The choice of the Gevelot plastic blanks was determinated by the way of construction of their blanks, who, since a long time, gave entire satisfaction within the Army, as they never presented a risk of fusing in hot barrels, with their kind of resilient plastic, and were rigid enough thanks to an internal light alloy tube stuck in a base made of the same metal. They only necessitated to put colour granulates in the molten plastic, without changing any other characteristic or loading.

It must be noted that all the blanks made by GEVELOT at this time resulted from their acquisition of the Norvegian RINGDAL Patent (who did not, by the way, cover the blank cartridge itself, but the way in which the plastic was inserted on the metallic head)
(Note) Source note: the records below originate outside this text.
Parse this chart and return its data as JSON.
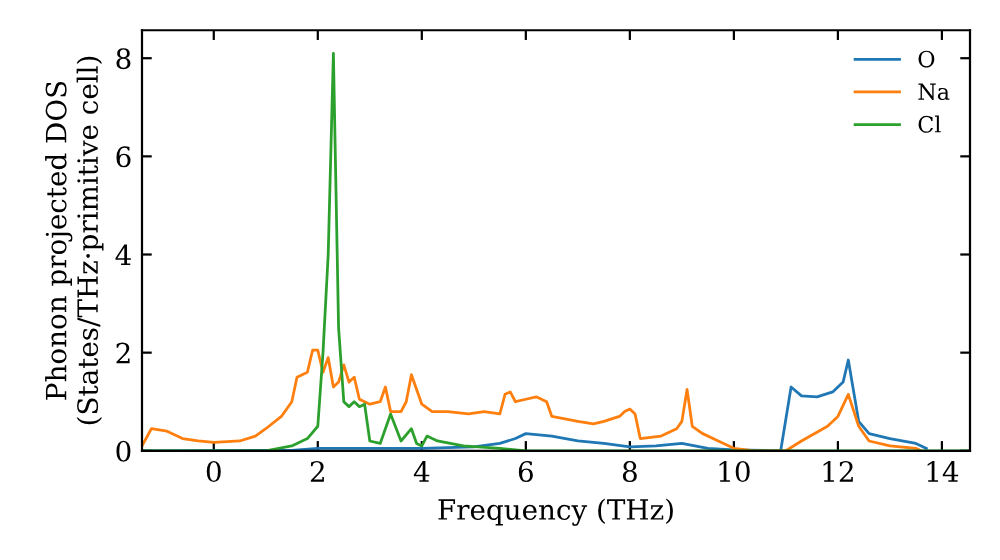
{
  "chart_data": {
    "type": "line",
    "xlabel": "Frequency (THz)",
    "ylabel": "Phonon projected DOS\n(States/THz·primitive cell)",
    "xlim": [
      -1.38,
      14.54
    ],
    "ylim": [
      0,
      8.57
    ],
    "xticks": [
      0,
      2,
      4,
      6,
      8,
      10,
      12,
      14
    ],
    "yticks": [
      0,
      2,
      4,
      6,
      8
    ],
    "grid": false,
    "legend": "top right",
    "marker": "none",
    "line_style": "solid",
    "series": [
      {
        "name": "O",
        "color": "#1f77b4",
        "x": [
          -1.38,
          1.5,
          2.0,
          3.0,
          4.0,
          5.0,
          5.5,
          5.8,
          6.0,
          6.5,
          7.0,
          7.5,
          8.0,
          8.5,
          9.0,
          9.5,
          10.0,
          10.9,
          11.1,
          11.3,
          11.6,
          11.9,
          12.1,
          12.2,
          12.4,
          12.6,
          13.0,
          13.5,
          13.7
        ],
        "values": [
          0,
          0.01,
          0.05,
          0.05,
          0.05,
          0.08,
          0.15,
          0.25,
          0.35,
          0.3,
          0.2,
          0.15,
          0.08,
          0.1,
          0.15,
          0.05,
          0.02,
          0,
          1.3,
          1.12,
          1.1,
          1.2,
          1.4,
          1.85,
          0.6,
          0.35,
          0.25,
          0.15,
          0.05
        ]
      },
      {
        "name": "Na",
        "color": "#ff7f0e",
        "x": [
          -1.38,
          -1.2,
          -0.9,
          -0.6,
          -0.3,
          0,
          0.5,
          0.8,
          1.0,
          1.3,
          1.5,
          1.6,
          1.8,
          1.9,
          2.0,
          2.1,
          2.2,
          2.3,
          2.4,
          2.5,
          2.6,
          2.7,
          2.8,
          3.0,
          3.2,
          3.3,
          3.4,
          3.6,
          3.7,
          3.8,
          4.0,
          4.2,
          4.5,
          4.9,
          5.2,
          5.5,
          5.6,
          5.7,
          5.8,
          6.0,
          6.2,
          6.4,
          6.5,
          7.0,
          7.3,
          7.5,
          7.8,
          7.9,
          8.0,
          8.1,
          8.2,
          8.6,
          8.9,
          9.0,
          9.1,
          9.2,
          9.4,
          9.7,
          10.0,
          10.4,
          11.0,
          11.3,
          11.8,
          12.0,
          12.2,
          12.4,
          12.6,
          13.0,
          13.5,
          13.6
        ],
        "values": [
          0.1,
          0.45,
          0.4,
          0.25,
          0.2,
          0.17,
          0.2,
          0.3,
          0.45,
          0.7,
          1.0,
          1.5,
          1.6,
          2.05,
          2.05,
          1.6,
          1.9,
          1.3,
          1.4,
          1.75,
          1.4,
          1.5,
          1.05,
          0.95,
          1.0,
          1.3,
          0.8,
          0.8,
          1.0,
          1.55,
          0.95,
          0.8,
          0.8,
          0.75,
          0.8,
          0.75,
          1.15,
          1.2,
          1.0,
          1.05,
          1.1,
          1.0,
          0.7,
          0.6,
          0.55,
          0.6,
          0.7,
          0.8,
          0.85,
          0.75,
          0.25,
          0.3,
          0.45,
          0.6,
          1.25,
          0.5,
          0.35,
          0.2,
          0.05,
          0,
          0,
          0.2,
          0.5,
          0.7,
          1.15,
          0.5,
          0.2,
          0.1,
          0.05,
          0
        ]
      },
      {
        "name": "Cl",
        "color": "#2ca02c",
        "x": [
          -1.38,
          1.0,
          1.5,
          1.8,
          2.0,
          2.1,
          2.2,
          2.3,
          2.4,
          2.5,
          2.6,
          2.7,
          2.8,
          2.9,
          3.0,
          3.2,
          3.4,
          3.6,
          3.8,
          3.9,
          4.0,
          4.1,
          4.3,
          4.8,
          5.5,
          6.0,
          14.54
        ],
        "values": [
          0,
          0,
          0.1,
          0.25,
          0.5,
          2.0,
          4.0,
          8.1,
          2.5,
          1.0,
          0.9,
          1.0,
          0.9,
          0.95,
          0.2,
          0.15,
          0.75,
          0.2,
          0.45,
          0.15,
          0.1,
          0.3,
          0.2,
          0.1,
          0.05,
          0,
          0
        ]
      }
    ]
  }
}
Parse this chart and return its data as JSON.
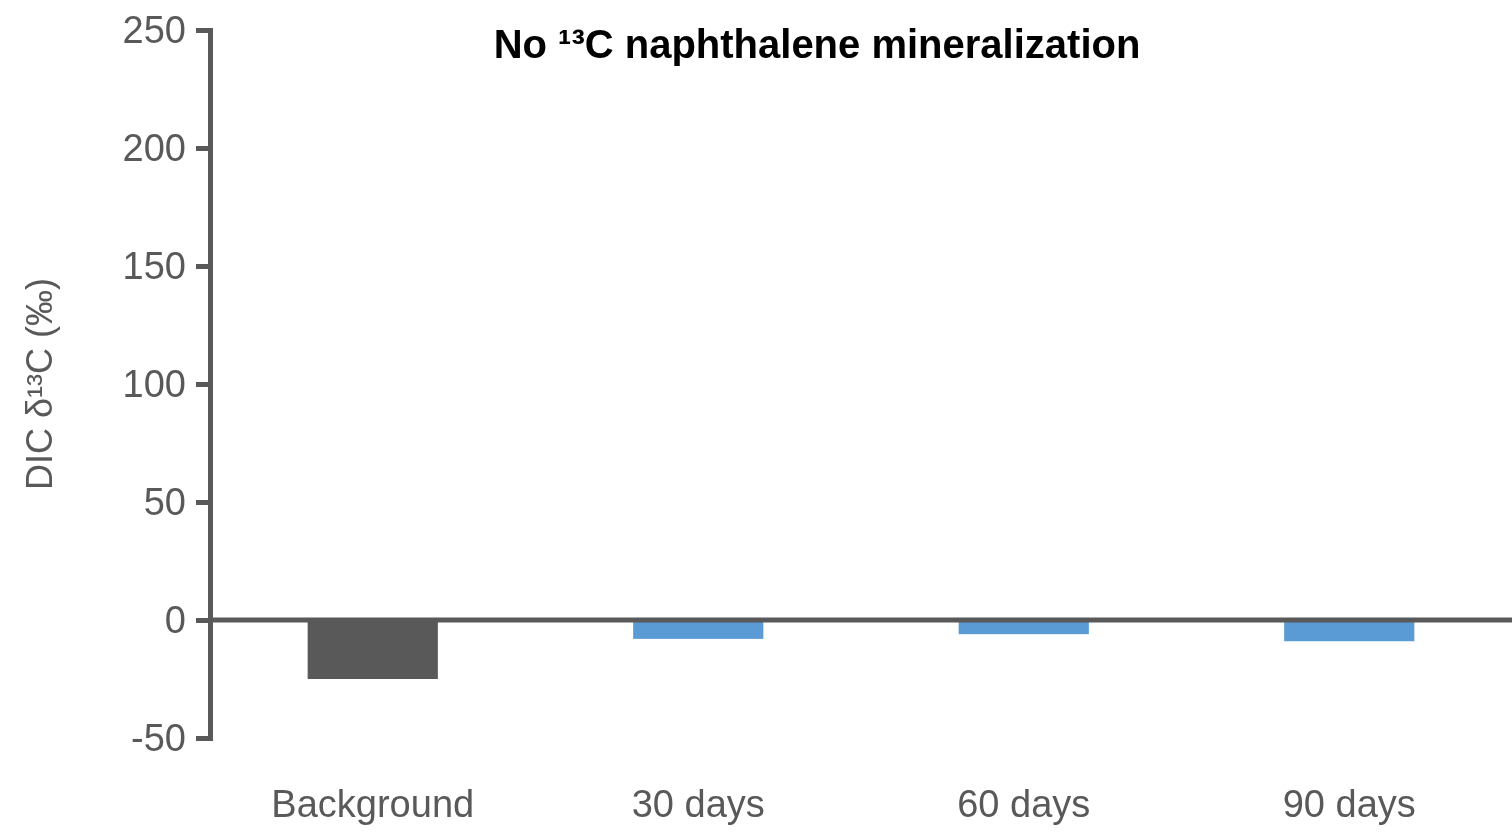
{
  "chart_data": {
    "type": "bar",
    "title": "No ¹³C naphthalene mineralization",
    "ylabel": "DIC δ¹³C (‰)",
    "categories": [
      "Background",
      "30 days",
      "60 days",
      "90 days"
    ],
    "values": [
      -25,
      -8,
      -6,
      -9
    ],
    "colors": [
      "#595959",
      "#5b9bd5",
      "#5b9bd5",
      "#5b9bd5"
    ],
    "ylim": [
      -50,
      250
    ],
    "yticks": [
      -50,
      0,
      50,
      100,
      150,
      200,
      250
    ]
  }
}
In 1990, after the death of the owner and general director of Regi-Film, Mr Alexandre, his sons decided to slow down their activities in the movie rentals of military accessories, so they did ask me to check what was left in their stockpiles, in order to get rid of unused ageing lots. I was actually surprised by the enormous quantities I found there!
A good part was then sold to several other companies, and what was left went to destruction.
Mr Alexandre, owning a rare authorisaton to buy Army weapons and ammunition surplus, had been accumulating for many years a very important quantity of blank ammunition in every available calibre … It was a kind of Ali-Baba’s cave(!), and I even found there crates of 8 mm Lebel made in England or USA during WWI (BMM hstps,REM-UMC, RHACo, Western, etc) and reloaded as blue wooden-bulleted blanks for the French Army during the early thirties, as judged unfit for actual ball shooting… also 6,5 mm Carcano in several variations, like the Magistri Patented blank, 7,92 mm Mauser, a.s.o…

In some crates was a quantity of 45 ACP aluminum blanks, some unheadstamped, but most of them with the ARF 73 headstamp (250 000 rds ordered from Géelot by Regi-Film to be used in Thompson submachine guns, as the commonly available Kynoch-made blanks were found dangerous to use, thanks to projection of hot debris and particles on the players!

To come back to “The Longest Day”, another calibre was also used, the 20x110 Oerlikon, a shortened red plastic cartridge, but it was ordered from Bakelittfabriken in Norway. It seems that the red colour was kept as they did never show up at close quarters in the film. Furthermore, their quantity was relatively small so there was no use to change the red colour of the commonly manufactured Norwegian Army blanks in the machinery line.

So I think that almost everything has been said about this famous “golden” movie blanks… But I will, of course, answer any other questions, if I am able to…



OK, I was a bit short. But generally I’m right, Norway regulates red for blanks and blue for short range.